司徒衡看到赵家人就腻歪得不行,见他们堵在城门口迟迟不肯走,他转身先上了自家马车,命人调头回府,雨天又湿又冷,谁有耐心心跟一群不相干的人干耗着。

贾政一直坐在马车里,用帕子擦干司徒衡肩上的雨水,他轻叹了口气,“这雨下得也太不是时候了,本来计划好要去山庄玩儿的。”司徒衡好笑道,“在家里就不能玩吗,昨儿庄子上送来了新鲜鹿肉,我们可以在水榭烤肉赏鱼,你要是觉得无聊,就请个说书先生来府里解闷。
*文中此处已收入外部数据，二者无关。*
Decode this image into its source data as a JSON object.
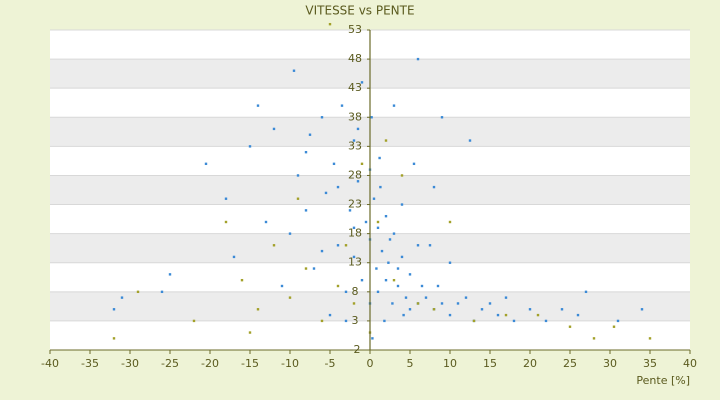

”贾政笑着点头,心里却在为古代贫乏的娱乐生活叹息,堂堂王爷能想到的也只有这些,要不富贵公子怎么人均淫棍加赌徒呢,实在是可玩儿的东西太少了司徒衡倒是对听书有了兴趣,"小时候在弘文馆读书,教授唯一推荐的话本只有《三国志通俗演义》,还说每个阶段读此书都会有不同的感悟,不如找个擅长讲此书的先生,来府里讲半日吧。”

贾政笑道,“好主意,我上回读这本书,还是上,上学的时候。”他读《三国演义》时还在上高中,展眼间已经三十多岁了,连所在的世界都换了一个。

司徒衡轻笑,“政儿怎么说起上学就皱着眉,你是有多不爱读正经书啊。”贾政哼了声,“在我看来除了春宫图都是正经书,我又不考科举,读那些个之乎者也纯属浪费生命。”

司徒衡摇头,“圣人之言还是要读的,离经叛道的话跟我说说便罢了,千万别让珠儿环儿听了去。”

贾政笑道,“圣人之言只听是没用的,通过科举步入朝堂的官员,哪个不是摆弄圣人之言的行家,也不耽误他们贪赃枉法啊。尤其是翰林院的祝掌院,畜生都做不出他那些事,这些天那群翰林也不敢在我们羽林卫面前得瑟了,只祝掌院一人就够整个翰林院蒙羞好几年的。”

司徒衡也笑道,“不止翰林,你没发现会试过后,京都就再没举办过文会了么。”

贾政啊了声,“我以为大部分考生还没爬起来呢,难道也跟祝掌院有关吗?”

司徒衡点头,“翰林院被誉为文翰之林,是天下学子最为向往之地,掌院也被视为文人魁首,这样的人却是个残害幼女的禽兽,那些考生羞愤欲死,哪还有脸面举办文会。”

贾政呵呵笑道,“懂得羞愤是好事,总比恬不知耻要强。”两人回府,请来京都城内讲三国最出名的先生,在府中烤肉烹茶消磨了一天,舒服得身心都舒展开了。

次日是三月初一,因二月没有二十九号,就将大朝会挪到了今天。十六大队很不幸的又是早二班,早起出门时春雨还在淅淅沥沥,贾政带着斗笠,披了一条快要拖到地上的油布雨披,到达侍卫营时全身还是干爽的。走过主楼,贾政就看到马棚那边灯火通明,还隐隐有哭声传过来。他以为有马匹出事了,加快脚步走过去,就看到早来的同僚脸色都不大好,几个马仆蹲在地上,哭得像钱袋子被人抢了似的。贾政走到包武身边,问道,“这是怎么了?马匹生病了找人救治便是,哭有什么用啊?”

包武唉了声,“我倒希望是马匹生病了,总比都被抢走要好吧。”贾政都惊了,“谁敢抢我们羽林卫的马?”羽林卫是帝王鹰犬,是最靠近皇帝的官员,朝堂上没人敢轻视他们,更何况是抢羽林卫东西了。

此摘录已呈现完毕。